Pirates, prison and Pinter

Reporter: Sandra Giorgetti

Dateline: 30th August, 2014

Treasure Island

In one-man show Spank House, Jake Costello plays a "modern day pirate". A con artist, a scammer, a swindler.

And since I know when I interview Jake that the Spank House story is at least partially autobiographical, am I on the look out for it or is there really something there that strikes me as a bit—well—shifty?

Certainly he speaks very fast and he won't look me in the eye when he talks to me. When he does look at me, he hastens to look away with a laugh.

Jake also has a habit of crunching his knuckles and it takes me a little while to be certain that these are just outside manifestations of a nervous character.

Thinking about our conversation I find an irony in the juxtaposition between the deliberate hoodwinking of the Spank House con Jake and the reticence of the real, much nicer Jake who just doesn't want to give too much away about the play.

There are also areas of his life which come up in conversation that he does not wish to go into and an unassailable "I don't want to talk about that" advises me that I must take things in another direction.

The mis–match between my intent and his caginess I suspect finds us in a bit of a double bind.

For sure he went to prison, but not for what the fraudulent Jake had done. For sure he has done drink and drugs and mixed with characters that at best could be described as nefarious. He calls these people "shits", but I can tell he usually uses a different word.

Jake denies being gullible for getting involved with the spank house criminals in Spain—'spank house' is slang for a boiler room scam operation which defrauds investors.

"I knew exactly what I was doing," he says, and firmly but not proudly he insists, "I wasn't some sort of innocent guy turned bad. I wasn't tricked at all... I can't put make-up on that."

"It wasn't a rags to riches story either. It was rags to rags".

In the mid-2000s, Jake was broke and unable to find meaningful work; sick of doing shifts on the railway and shaken by his experiences of being on duty at London's Camden Town station when the 7/7 bombings took place, it wasn’t long before he blagged his way to Spain to teach English.

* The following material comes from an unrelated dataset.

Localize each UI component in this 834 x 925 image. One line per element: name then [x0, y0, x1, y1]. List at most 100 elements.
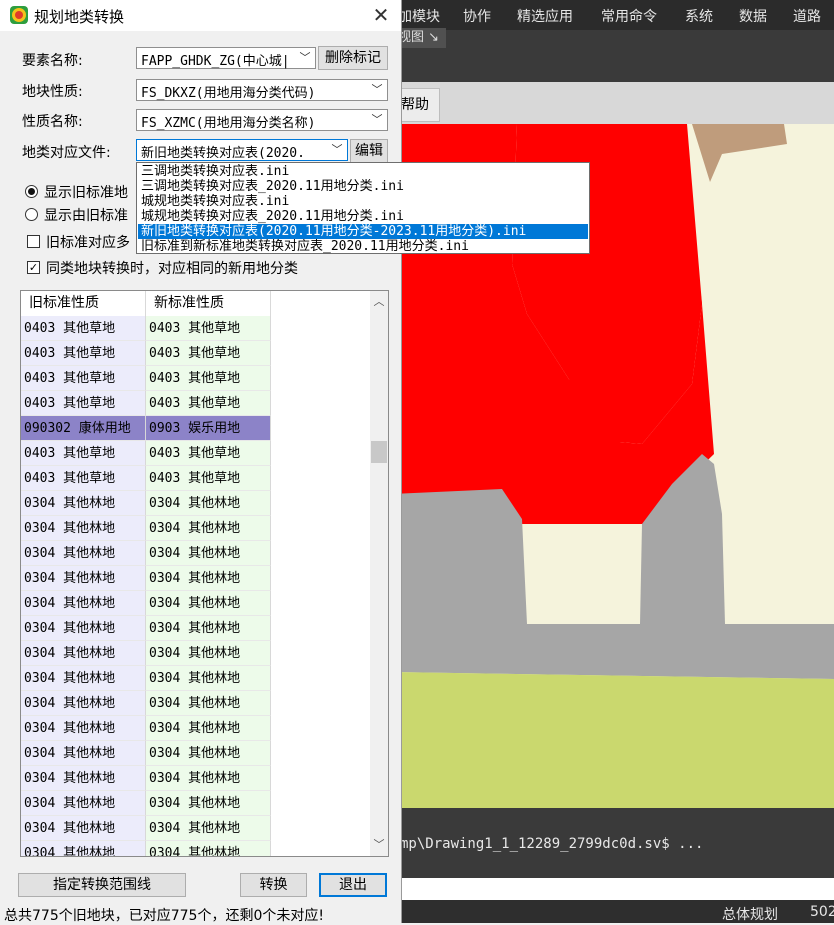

It was work "off the books" and between that and painting and decorating the houses of wealthy ex-pats Jake got into bad company. "I met some people who told me you could make money quite fast and that was my Treasure Island. That's how Treasure Island starts..."

He describes the spank house operators as "so cold". "You wouldn't believe the lying mate... they are the best actors in the world; they're in character 24 hours a day". A deceit no doubt aided by the ready supply of drugs: "when I was doing the Spain thing, I was surrounded by it all day and it was free" he says.

Being close to the scamming operation, Jake had the idea of writing a play about it. He took the chance to steal the scripts the scammers used on the 'phone for conning would-be investors and it is the incorporation of these into the narrative of Spank House and Jake's first-hand observation of, if not active involvement in, the operation that gives the play a unique sting of authenticity.

He started writing the play after "some really bad things happened" and he served time in a Spanish prison; then he high-tailed it back to England, returning penniless as he had left some years earlier.

Finally making use of his "barely passed" BA in drama from Northampton University—he volunteers "partying too much" and having a preference for Wetherspoons at the time—Jake started to read plays avidly and research as best he could between casual work. Now it seems he prefers Pinter to pints.